As humans obstacles are put in our way and we still prevail; however, often we do not heal because we don’t even get the extent of what it is we are healing from. Our existence is colonized and in so many fucked up ways. When we know and learn we can start to unravel the damaged strings of history.


The same goes for this country when we learn from and own all of the ways trauma has manifested {ownership of bodies, capitalism, policy, etc.} the damages can start to be atoned for.

I am certainly taking advantage of the ability to learn from fellow Black social justice, anti-racism, and mental health folks who are laying the groundwork for understanding. I am learning where my pains come from and where my healing can begin for me but also for clients and those close to me. This shit is hard and mind boggling at times. There is always work to be done.

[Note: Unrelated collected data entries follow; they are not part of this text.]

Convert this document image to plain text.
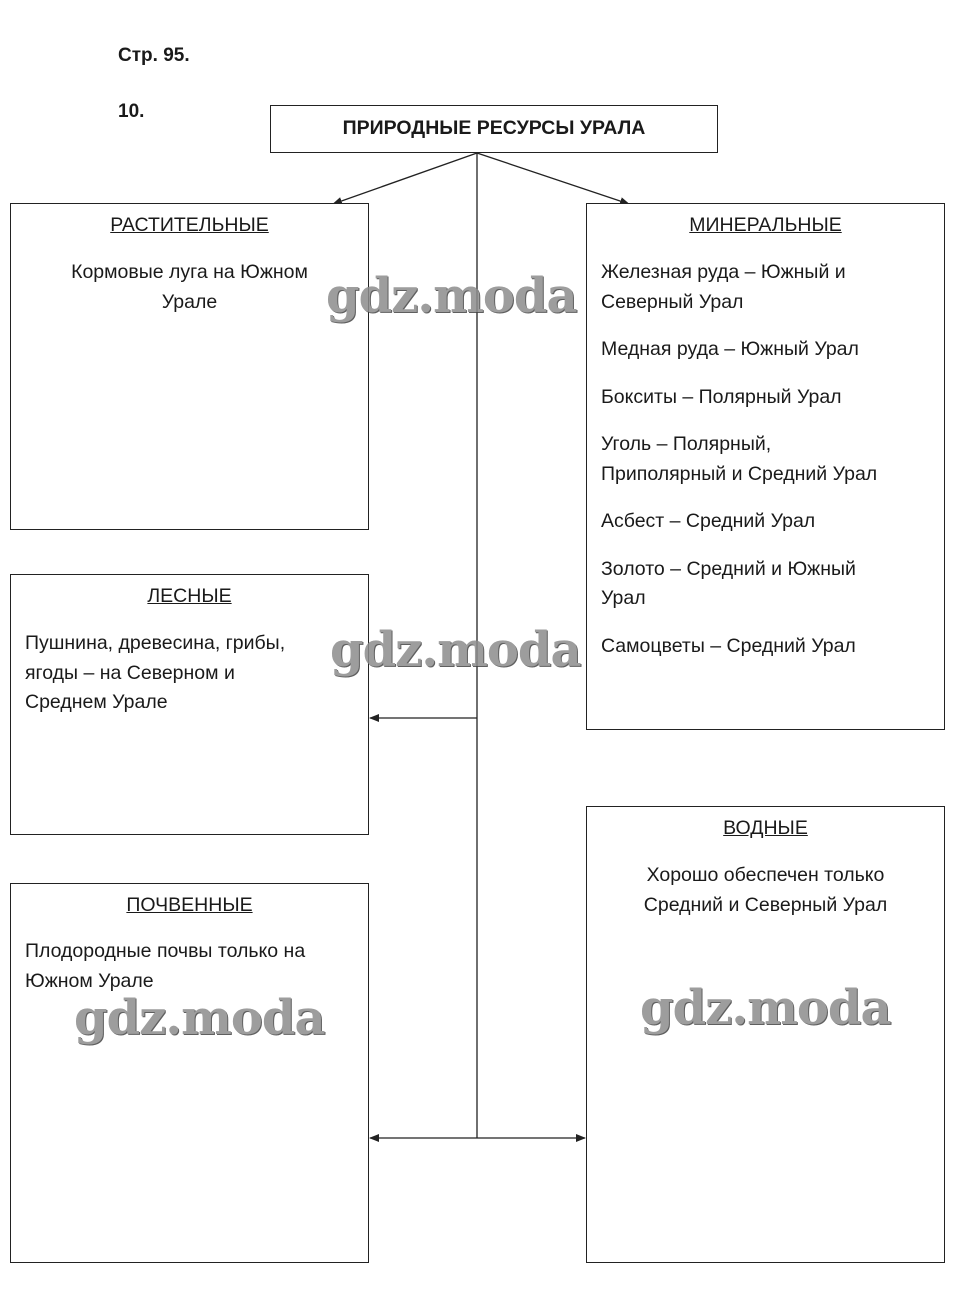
Стр. 95.
10.
ПРИРОДНЫЕ РЕСУРСЫ УРАЛА
РАСТИТЕЛЬНЫЕ
Кормовые луга на Южном
Урале
ЛЕСНЫЕ
Пушнина, древесина, грибы,
ягоды – на Северном и
Среднем Урале
ПОЧВЕННЫЕ
Плодородные почвы только на
Южном Урале
МИНЕРАЛЬНЫЕ
Железная руда – Южный и
Северный Урал
Медная руда – Южный Урал
Бокситы – Полярный Урал
Уголь – Полярный,
Приполярный и Средний Урал
Асбест – Средний Урал
Золото – Средний и Южный
Урал
Самоцветы – Средний Урал
ВОДНЫЕ
Хорошо обеспечен только
Средний и Северный Урал
gdz.moda
gdz.moda
gdz.moda	gdz.moda
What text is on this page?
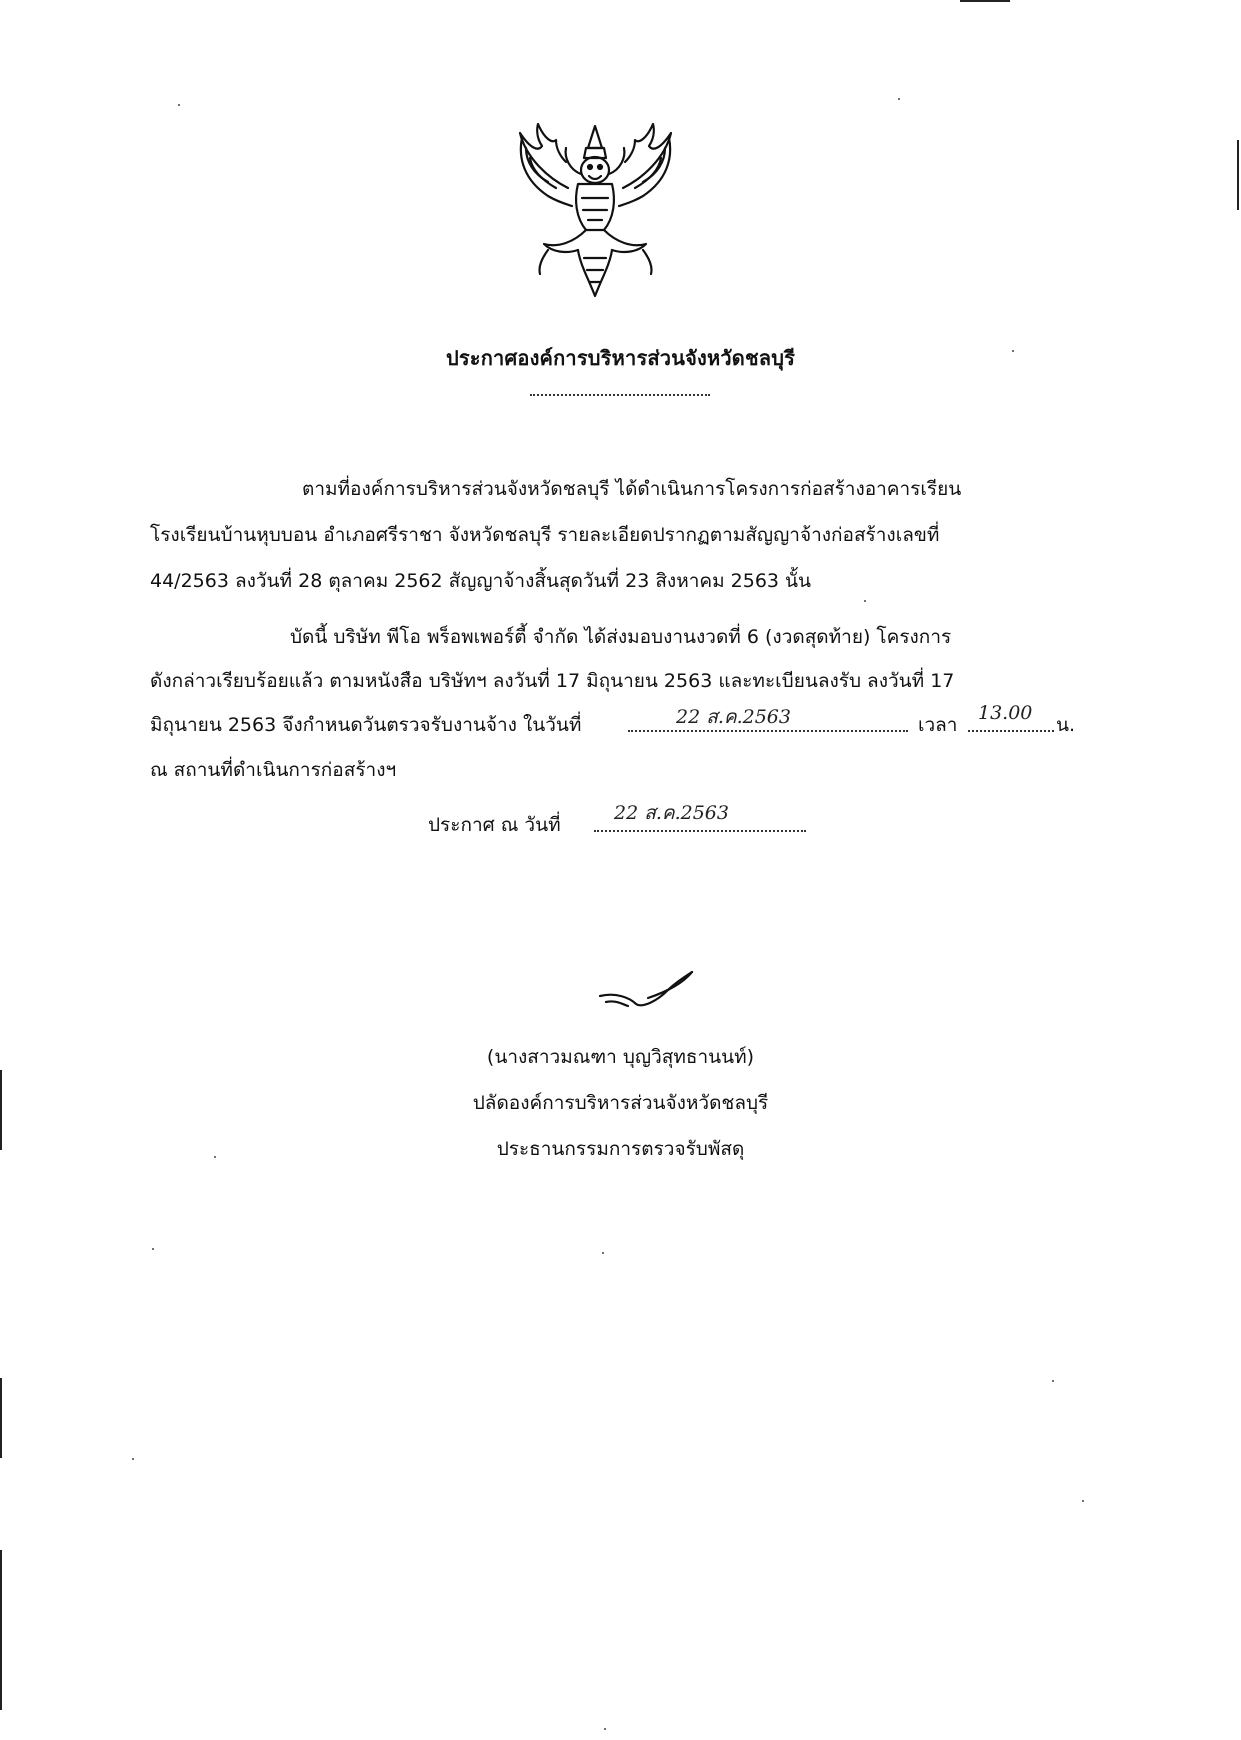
ประกาศองค์การบริหารส่วนจังหวัดชลบุรี
ตามที่องค์การบริหารส่วนจังหวัดชลบุรี ได้ดำเนินการโครงการก่อสร้างอาคารเรียน
โรงเรียนบ้านหุบบอน อำเภอศรีราชา จังหวัดชลบุรี รายละเอียดปรากฏตามสัญญาจ้างก่อสร้างเลขที่
44/2563 ลงวันที่ 28 ตุลาคม 2562 สัญญาจ้างสิ้นสุดวันที่ 23 สิงหาคม 2563 นั้น
บัดนี้ บริษัท พีโอ พร็อพเพอร์ตี้ จำกัด ได้ส่งมอบงานงวดที่ 6 (งวดสุดท้าย) โครงการ
ดังกล่าวเรียบร้อยแล้ว ตามหนังสือ บริษัทฯ ลงวันที่ 17 มิถุนายน 2563 และทะเบียนลงรับ ลงวันที่ 17
มิถุนายน 2563 จึงกำหนดวันตรวจรับงานจ้าง ในวันที่	22 ส.ค.2563	เวลา
13.00
น.
ณ สถานที่ดำเนินการก่อสร้างฯ
ประกาศ ณ วันที่
22 ส.ค.2563
(นางสาวมณฑา บุญวิสุทธานนท์)
ปลัดองค์การบริหารส่วนจังหวัดชลบุรี
ประธานกรรมการตรวจรับพัสดุ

August Alsina’s song NOLA really made me sit with how insidious normalized trauma born behavior can be. It is so insidious because pain just like joy is ever present. It can be more overwhelming than joy. We often can’t stand the idea of experiencing pain and often believe it is unbearable. So we gravitate toward behaviors that can quickly alleviate the sensation in the short term. The issue is those behaviors do not sustain us and we are caught in a cycle of ineffective behaviors that our world tells us is normal. When someone makes positive change the path to achieving it may seem intangible and painstaking. However, just like with any goal for positive change, if we trust the process we will see some benefit.


Ineffective behaviors born out of the need to survive trauma do not have to be your normal. It can be hard because we live in a country that preys on the trauma of Black and Brown people while perpetuating our pain. But keep working toward healing as much as you can until you find some inkling of thriving because some of this survival shit is toxic to our wellbeing. I’m rooting for us!


Small Steps to consider:

  1. Practice awareness for your own internal experiences (feelings, sensations)

  2. Recognize and honor your emotions in ways that match your values.

  3. Become aware of any tendency to project your pain onto others.

  4. Practice what feels good for the long term (e.g. fitness practices, mindfulness, deep breathing, sharing with those close to us, accomplishing small goals, speaking positivity and compassion to ourselves, forgiving ourselves). Some practices are impulsive, momentary, and leave us empty afterwards so it is important to note what is and isn’t healing us.

  5. Seek professional help in exploring our internal and external worlds. Sometimes we just need assistance. Doesn’t make us “crazy.”

  6. Love on folks and receive love. If love isn’t being presenting in one place it doesn’t make us unworthy. It means our value isn’t seen there and it will be somewhere else.

  7. Know we cannot control others and learn to accept what we can and cannot change/fix/ control. We can’t always control every aspect of ourselves have compassion and accountability for those moments.